Нет — рука была человеческая, пять пальцев, ладонь, всё на месте. Но не его. Молодая. Кожа без пятен, без вздувшихся вен, без мозолей сварщика — ну, почти без мозолей, кое-что было, но другое, свежее. Мышцы под кожей — плотные, живые. Жуков сжал кулак. Пальцы сжались легко, без хруста, без боли в суставах.
Он сел.
Быстро сел — и снова удивился, как легко. Голова не закружилась. Спина не заныла. Он просто сел, как садятся молодые, которые не знают, что это вообще-то трудно.
— Ну и дела, мать его ети, — сказал дед чужим молодым голосом.
Огляделся.
Рядом — люди. Много людей. Сидели, лежали, копошились в темноте — все занятые, все молчаливые. Кто-то бил киркой по стене — методично, без остановки, без злости, без усталости. Как машина. Кто-то тащил куда-то мешок — тяжёлый, волоком. Никто не разговаривал. Никто не смотрел по сторонам. Тупо работали работу.
Жуков смотрел на них и чувствовал, как внутри поднимается что-то холодное.
Он видел такое. Не вживую — в документальных фильмах, в книгах. Люди с пустыми глазами, которые работают не потому что хотят, а потому что по-другому не умеют. Или не могут. Или не помнят, что бывает по-другому.
— Это что, — сказал он тихо, сам себе, — это что вообще происходит?
Иван Петрович Жуков умер в кресле в половине первого ночи. Это он помнил точно — плита на груди, рука не дотянулась до телефона, потолок с трещиной, Бандит на коленях. Умер.
А потом — очнулся здесь. В чужом теле. В каменной дыре с золотыми прожилками. Среди людей с пустыми глазами.

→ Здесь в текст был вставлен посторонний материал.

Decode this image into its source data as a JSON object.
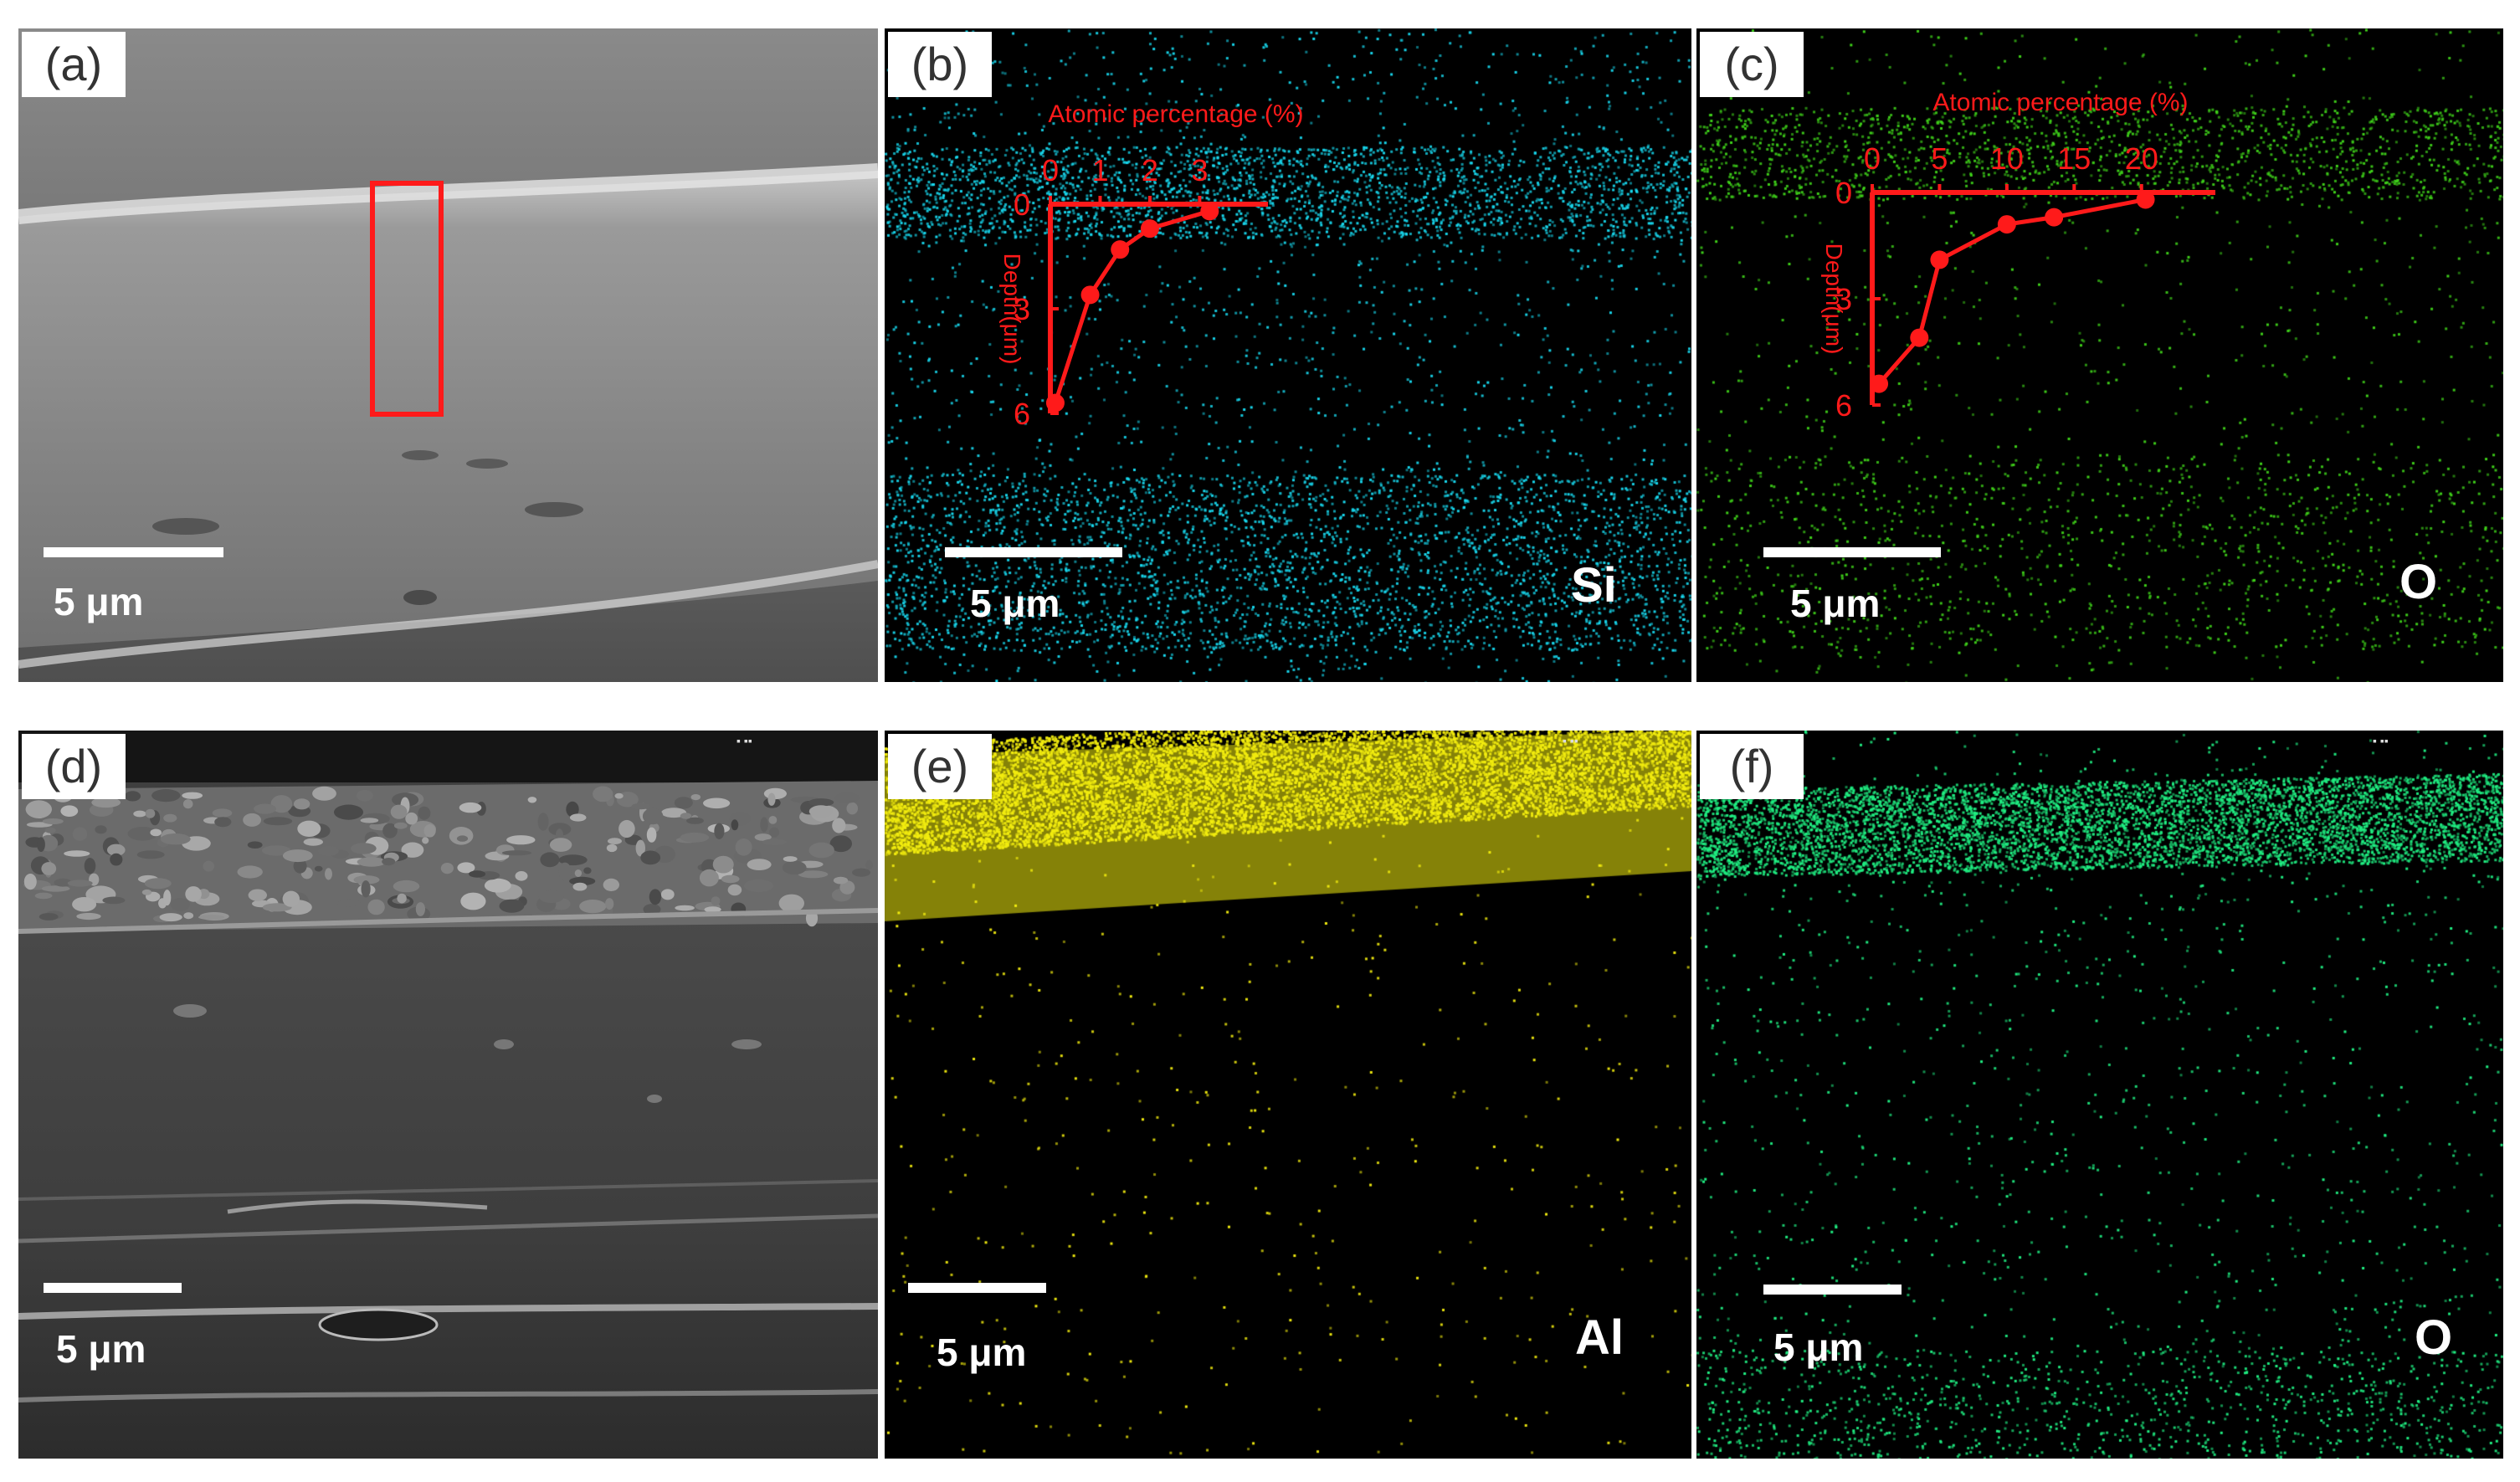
{
  "panels": [
    {
      "id": "a",
      "label": "(a)",
      "scale": "5 μm",
      "element": ""
    },
    {
      "id": "b",
      "label": "(b)",
      "scale": "5 μm",
      "element": "Si",
      "color": "#18d8ee"
    },
    {
      "id": "c",
      "label": "(c)",
      "scale": "5 μm",
      "element": "O",
      "color": "#3fd21a"
    },
    {
      "id": "d",
      "label": "(d)",
      "scale": "5 μm",
      "element": ""
    },
    {
      "id": "e",
      "label": "(e)",
      "scale": "5 μm",
      "element": "Al",
      "color": "#f2ec0f"
    },
    {
      "id": "f",
      "label": "(f)",
      "scale": "5 μm",
      "element": "O",
      "color": "#20f083"
    }
  ],
  "highlight_box_color": "#ff1a1a",
  "chart_data": [
    {
      "type": "line",
      "panel": "b",
      "xlabel": "Atomic percentage (%)",
      "ylabel": "Depth(μm)",
      "x_ticks": [
        "0",
        "1",
        "2",
        "3"
      ],
      "y_ticks": [
        "0",
        "3",
        "6"
      ],
      "xlim": [
        0,
        3.7
      ],
      "ylim": [
        0,
        6
      ],
      "series": [
        {
          "x": [
            3.2,
            2.0,
            1.4,
            0.8,
            0.1
          ],
          "y": [
            0.2,
            0.7,
            1.3,
            2.6,
            5.7
          ]
        }
      ]
    },
    {
      "type": "line",
      "panel": "c",
      "xlabel": "Atomic percentage (%)",
      "ylabel": "Depth(μm)",
      "x_ticks": [
        "0",
        "5",
        "10",
        "15",
        "20"
      ],
      "y_ticks": [
        "0",
        "3",
        "6"
      ],
      "xlim": [
        0,
        23
      ],
      "ylim": [
        0,
        6
      ],
      "series": [
        {
          "x": [
            20.3,
            13.5,
            10.0,
            5.0,
            3.5,
            0.5
          ],
          "y": [
            0.2,
            0.7,
            0.9,
            1.9,
            4.1,
            5.4
          ]
        }
      ]
    }
  ]
}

Жуков был параноиком. Но он был параноиком со стажем — а это значит, что он умел отличать панику от анализа. Паника сейчас была бы лишней. Анализ — нужен.
Факты. Что он знает точно?
Он — жив. Или что-то в этом роде. Тело работает — причём работает лучше, чем его собственное работало лет пятьдесят назад. Он — где-то под землёй. Вокруг — люди, которые копают что-то, что похоже на золото. Языка их он не слышит — пока тихо.
И ещё одно.
В голове — что-то мигало.
Не боль. Не головокружение. Что-то другое — лёгкое, почти незаметное, как экран телефона, который пытается включиться в кармане. Зелёное. Где-то за глазами.
Жуков потёр висок.
— Нет, — сказал он себе. — Нет, это потом. Сначала — разобраться, где я и что здесь происходит. По порядку. Как учили.
Он встал.
И в этот момент — откуда-то из темноты — пришёл голос. Громкий. Грубый. На языке, который Жуков никогда не слышал — и который почему-то понял сразу, до последнего слова, как будто знал всю жизнь.
— ЛУЛУ! КОПАЙ!
- - — - - — - - —
Жуков обернулся.
И первая мысль была — совершенно не та, которую следовало бы иметь в такой ситуации. Первая мысль была: он большой.
Не просто большой — огромный. За два метра точно. Широкий в плечах так, что в дверной проём протискивался бы боком — если бы здесь были дверные проёмы. Кожа тёмная, почти бронзовая, мышцы такие, что Жуков на заводе таких не видел даже у литейщиков. В руке — длинная палка, что-то вроде посоха, только потолще и с металлическим наконечником.
Глаза — пустые. Не злые, не жестокие. Просто — пустые, как у станка. Станок не злится, когда штампует. Просто штампует.
— Лулу! — повторил великан и палкой ткнул в сторону стены. — Норма. Копай.